Analysis of Skeletal Phenotypes of Matrix-Gla Protein (MGP) and Twisted Gastrulation (Twsg1) Deficient Mice.

Abstract

Matrix Gla-Protein (MGP) and Twisted Gastrulation (Twsg) are secreted proteins that reside in the extracellular matrix. MGP is a potent inhibitor of mineralization in both softand hard- tissues. MGP-/- mice exhibit numerous abnormalities, the most severe being aortic calcification that leads to death by approximately two months of age. Despite extensive studies using cartilage and cardiovascular tissues in these mice, little is known about how MGP deficiency affects bone development, specifically the impact on osteoblasts and osteoclasts. Twisted Gastrulation is a modulator of BMP signaling in many tissues.
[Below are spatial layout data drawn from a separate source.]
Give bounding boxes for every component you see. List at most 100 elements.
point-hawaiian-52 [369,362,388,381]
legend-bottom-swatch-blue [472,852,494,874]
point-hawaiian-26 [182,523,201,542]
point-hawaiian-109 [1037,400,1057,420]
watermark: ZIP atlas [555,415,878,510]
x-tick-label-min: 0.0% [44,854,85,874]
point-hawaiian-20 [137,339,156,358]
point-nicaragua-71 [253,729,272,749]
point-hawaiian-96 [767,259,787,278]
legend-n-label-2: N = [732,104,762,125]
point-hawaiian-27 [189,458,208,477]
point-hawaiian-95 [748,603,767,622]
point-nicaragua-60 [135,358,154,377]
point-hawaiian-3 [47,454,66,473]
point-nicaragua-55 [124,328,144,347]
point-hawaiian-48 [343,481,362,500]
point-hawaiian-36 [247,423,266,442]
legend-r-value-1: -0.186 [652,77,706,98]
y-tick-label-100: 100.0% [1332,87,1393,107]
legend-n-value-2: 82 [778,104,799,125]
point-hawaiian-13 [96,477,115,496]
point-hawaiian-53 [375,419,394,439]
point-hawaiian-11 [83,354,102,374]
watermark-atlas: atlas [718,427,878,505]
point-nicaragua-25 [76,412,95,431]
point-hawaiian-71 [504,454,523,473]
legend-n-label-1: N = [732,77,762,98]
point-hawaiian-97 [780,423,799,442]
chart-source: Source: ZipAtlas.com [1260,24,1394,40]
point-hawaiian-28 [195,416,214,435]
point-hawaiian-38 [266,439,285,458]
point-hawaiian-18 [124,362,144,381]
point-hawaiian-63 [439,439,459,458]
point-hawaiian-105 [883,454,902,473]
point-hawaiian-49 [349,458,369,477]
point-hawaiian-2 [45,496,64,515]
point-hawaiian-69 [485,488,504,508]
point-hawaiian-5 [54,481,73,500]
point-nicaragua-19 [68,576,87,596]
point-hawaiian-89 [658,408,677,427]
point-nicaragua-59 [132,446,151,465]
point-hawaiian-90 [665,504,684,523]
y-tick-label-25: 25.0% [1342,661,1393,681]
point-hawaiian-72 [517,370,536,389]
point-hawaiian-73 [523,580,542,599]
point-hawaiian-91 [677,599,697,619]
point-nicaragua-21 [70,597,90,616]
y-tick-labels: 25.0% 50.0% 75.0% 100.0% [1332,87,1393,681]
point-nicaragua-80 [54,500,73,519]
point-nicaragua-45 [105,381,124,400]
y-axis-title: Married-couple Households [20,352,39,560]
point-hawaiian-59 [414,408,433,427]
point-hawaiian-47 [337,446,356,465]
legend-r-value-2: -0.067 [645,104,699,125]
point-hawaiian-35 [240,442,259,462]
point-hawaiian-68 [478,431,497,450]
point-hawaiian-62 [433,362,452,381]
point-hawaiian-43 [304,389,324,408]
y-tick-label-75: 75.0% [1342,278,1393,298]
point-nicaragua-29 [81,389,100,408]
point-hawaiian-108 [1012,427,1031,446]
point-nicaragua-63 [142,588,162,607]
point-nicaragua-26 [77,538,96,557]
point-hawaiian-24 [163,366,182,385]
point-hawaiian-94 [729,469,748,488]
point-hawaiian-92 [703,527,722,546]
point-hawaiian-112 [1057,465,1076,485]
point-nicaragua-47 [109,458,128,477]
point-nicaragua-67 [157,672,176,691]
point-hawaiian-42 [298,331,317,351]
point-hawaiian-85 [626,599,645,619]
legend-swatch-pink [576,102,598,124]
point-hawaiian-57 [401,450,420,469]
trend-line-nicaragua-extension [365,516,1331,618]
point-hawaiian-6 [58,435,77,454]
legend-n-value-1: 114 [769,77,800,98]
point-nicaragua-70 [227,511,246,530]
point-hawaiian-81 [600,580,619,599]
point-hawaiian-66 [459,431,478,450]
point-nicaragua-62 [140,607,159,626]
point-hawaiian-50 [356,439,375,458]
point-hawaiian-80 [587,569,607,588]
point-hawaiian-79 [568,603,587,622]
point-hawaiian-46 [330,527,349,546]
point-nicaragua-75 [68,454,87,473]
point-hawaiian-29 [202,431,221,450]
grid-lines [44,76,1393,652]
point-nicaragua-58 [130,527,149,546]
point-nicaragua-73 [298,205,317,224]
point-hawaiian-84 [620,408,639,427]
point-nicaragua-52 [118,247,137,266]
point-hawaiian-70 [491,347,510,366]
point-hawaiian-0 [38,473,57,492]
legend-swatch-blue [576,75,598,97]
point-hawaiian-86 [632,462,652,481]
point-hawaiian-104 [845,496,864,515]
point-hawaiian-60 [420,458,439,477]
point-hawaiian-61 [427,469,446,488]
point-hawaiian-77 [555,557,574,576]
Twsg1 deficient mice exhibit several phenotypes including craniofacial, salivary gland defects, and skeletal defects. Twsg1 has also been implicated in embryo patterning and cartilage development but to date, there has been no study of the bone in these mice. Preliminary analysis using faxitron (x-ray) analysis of MGP and Twsg1 wild type and homozygous deficient mice revealed reduced bone and an osteopenic bone phenotype. The goal of my thesis project was to characterize 1) the in vivo (both dynamic and static) phenotype of Twsg-/- mice and 2) both in vivo and in vitro (static) skeletal phenotype of MGP-/- mice. Using microcomputer tomography (μCT), both static, and in the case of Twsg1, dynamic, histomorphometric analysis was performed to characterize the skeletal phenotype in the animals. In both mouse models there was a significant decrease in both cortical and trabecular bone present. Primary osteoblasts and osteoclasts were used to further characterize the in vitro phenotype in the MGP-/- mouse model. Primary osteoblasts showed premature mineralization and differentiation. Bone sialoprotein (BSP) and osteoclacin (OCN) mRNA levels were both elevated. Surprisingly, osteoclast differentiation also showed enhancement with increased number and larger multinuclear TRAP+ osteoclasts. They also showed increases in DC-STAMP and TRAP mRNA levels compared to the wild type animals. The data collected in this study was used to evaluate the skeletal phenotype of the MGP and Twsg1-knockout mouse models to better understand the relationship of osteoporosis, BMP signaling, and mineral metabolism.